А такие взгляды кое-что значат.


К «Бедекеру» тесно примыкает повесть «Черные альпинисты» (1994), в которой писатель осмысливает годы, проведенные им на Курилах и на Сахалине. В том же ряду стоит исследование «Адское пламя» (1996), печатавшееся в журнале «Проза Сибири», позднее выпущенное отдельным томиком в издательстве «Свиньин и сыновья». Это размышления писателя о том, какой могла быть составленная им вместе с фантастом Николаем Гацунаевым большая Антология советской фантастики. «Октябрь 1917 года страшной стеной отгородил Россию от остального мира. Начался невиданный, неслыханный до того, поистине фантастический эксперимент по созданию Нового человека. Это ведь главное дело любого режима – создание Нового человека. Человека угодливого или запуганного, работящего или пьющего, агрессивного или смирного, духовного или ограниченного, бессловесного или болтливого – какой человек на данный момент нужен режиму для решения насущных задач, такого и следует создать».

Вечная тема.

Новый человек создается и сейчас.


Некоторое время (1994–1997) ты был главным редактором литературного журнала «Проза Сибири»…
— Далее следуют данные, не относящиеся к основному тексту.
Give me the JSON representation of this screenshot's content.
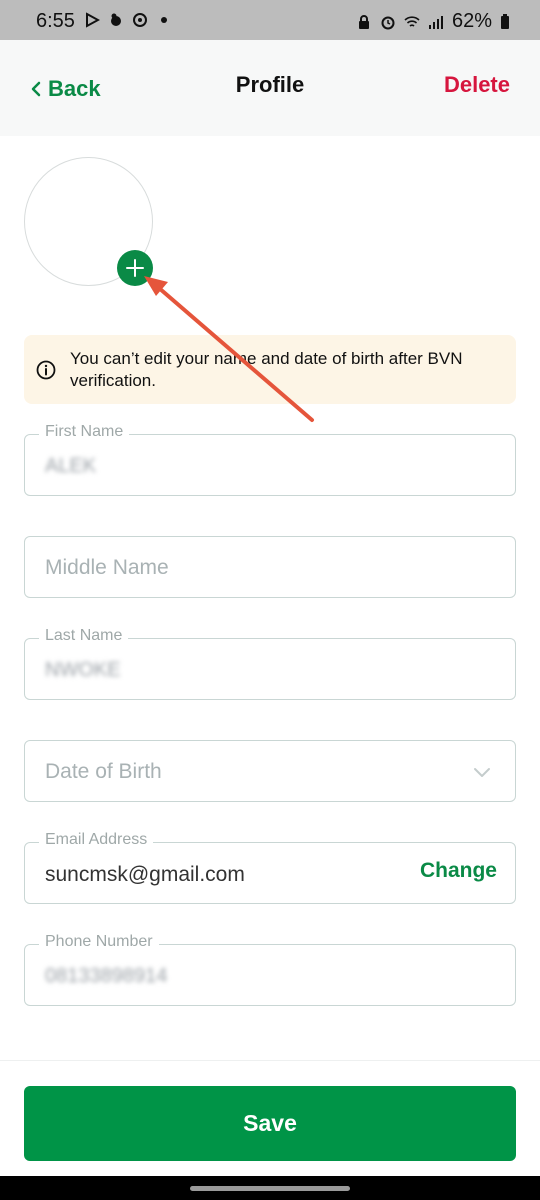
{
  "status_bar": {
    "time": "6:55",
    "battery": "62%",
    "left_icons": [
      "play-icon",
      "bird-icon",
      "sync-icon",
      "dot-icon"
    ],
    "right_icons": [
      "lock-icon",
      "alarm-icon",
      "wifi-icon",
      "signal-icon",
      "battery-icon"
    ]
  },
  "header": {
    "back_label": "Back",
    "title": "Profile",
    "delete_label": "Delete"
  },
  "notice": {
    "text": "You can’t edit your name and date of birth after BVN verification."
  },
  "fields": {
    "first_name": {
      "label": "First Name",
      "value": "ALEK"
    },
    "middle_name": {
      "placeholder": "Middle Name"
    },
    "last_name": {
      "label": "Last Name",
      "value": "NWOKE"
    },
    "date_of_birth": {
      "placeholder": "Date of Birth"
    },
    "email": {
      "label": "Email Address",
      "value": "suncmsk@gmail.com",
      "action": "Change"
    },
    "phone": {
      "label": "Phone Number",
      "value": "08133898914"
    }
  },
  "save_label": "Save",
  "colors": {
    "accent_green": "#0a8a46",
    "button_green": "#009447",
    "delete_red": "#d6163e",
    "notice_bg": "#fdf5e6",
    "annotation_arrow": "#e5553b"
  }
}
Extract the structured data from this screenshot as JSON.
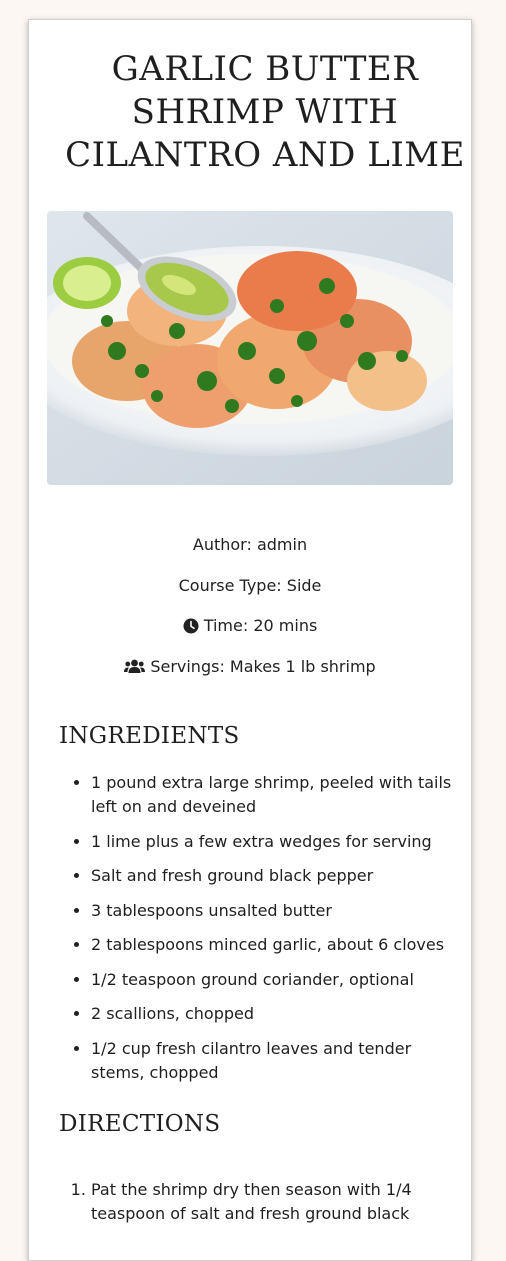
{
  "recipe": {
    "title": "GARLIC BUTTER SHRIMP WITH CILANTRO AND LIME",
    "image_alt": "Garlic butter shrimp in a white bowl with cilantro and lime",
    "author": "Author: admin",
    "course": "Course Type: Side",
    "time": "Time: 20 mins",
    "servings": "Servings: Makes 1 lb shrimp"
  },
  "icons": {
    "time": "clock-icon",
    "servings": "users-icon"
  },
  "ingredients": {
    "heading": "INGREDIENTS",
    "items": [
      "1 pound extra large shrimp, peeled with tails left on and deveined",
      "1 lime plus a few extra wedges for serving",
      "Salt and fresh ground black pepper",
      "3 tablespoons unsalted butter",
      "2 tablespoons minced garlic, about 6 cloves",
      "1/2 teaspoon ground coriander, optional",
      "2 scallions, chopped",
      "1/2 cup fresh cilantro leaves and tender stems, chopped"
    ]
  },
  "directions": {
    "heading": "DIRECTIONS",
    "items": [
      "Pat the shrimp dry then season with 1/4 teaspoon of salt and fresh ground black"
    ]
  },
  "colors": {
    "page_background": "#fcf7f3",
    "card_background": "#ffffff",
    "text": "#1f1f1f"
  }
}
Прекрасная идея предпринимателей Лени Шувалова и Аркадия Пасмана. Оба были не чужды литературе, издали несколько книг. А журналы в те годы практически не выходили, в Сибири точно. И вдруг эти два хороших человека говорят: «Геннадий Мартович, ищите авторов». Жаль, денег хватило ненадолго, зато в течение трех лет (и каких лет!) в Сибири (и не только) читали новые вещи самых разных писателей. Вряд ли кто мог тогда собрать под одной обложкой Валентина Распутина и Евгения Евтушенко, Василия Аксенова и Вильяма Озолина. А я собрал! И сотрудничать с «Прозой Сибири» согласились (и активно сотрудничали) Роман Солнцев, Виктор Астафьев, Александр Бирюков, Кир Булычев, Владимир Войнович, Георгий Гуревич, Николай Гацунаев, Сергей Другаль, Виктор Колупаев, Владислав Крапивин, Василий Коньяков, Борис Стругацкий, Михаил Успенский, Борис Штерн и многие, многие другие. И заметь, речь шла не о журнале фантастики и приключений. «Проза Сибири» была журналом ЛИТЕРАТУРНЫМ, в самом лучшем смысле. Мы впервые напечатали повесть Татьяны Янушевич «Мифология детства», Ильи Картушина «Обрубки», рассказы Рауфа Гасана-заде, бессмертную вещь Бори Штерна о Чехове, роман Евгения Войскунского «Девичьи сны», цикл Николая Мясиикова «Мои соседи знают о Париже», повесть Александра Етоева «Пещное действо», великолепную мемуарно-аналитическую вещь Георгия Гуревича «Приключения мысли», интервью Бориса Стругацкого «Свобода каждого есть условие свободы всех остальных…», повести Евгения Пинаева, рассказы Кира Булычева и Юлии Старцевой, воспоминания Владислава Крапивина, колымские исследования Александра Бирюкова и многое другое, вплоть до оригинальных текстов о. Симеона «Познание от твари Творца и Управители вселенныя» и старовера Афанасия Герасимова «О конце света». К сожалению, хороший журнал требует хороших денег. Пришел дефолт и все скушал.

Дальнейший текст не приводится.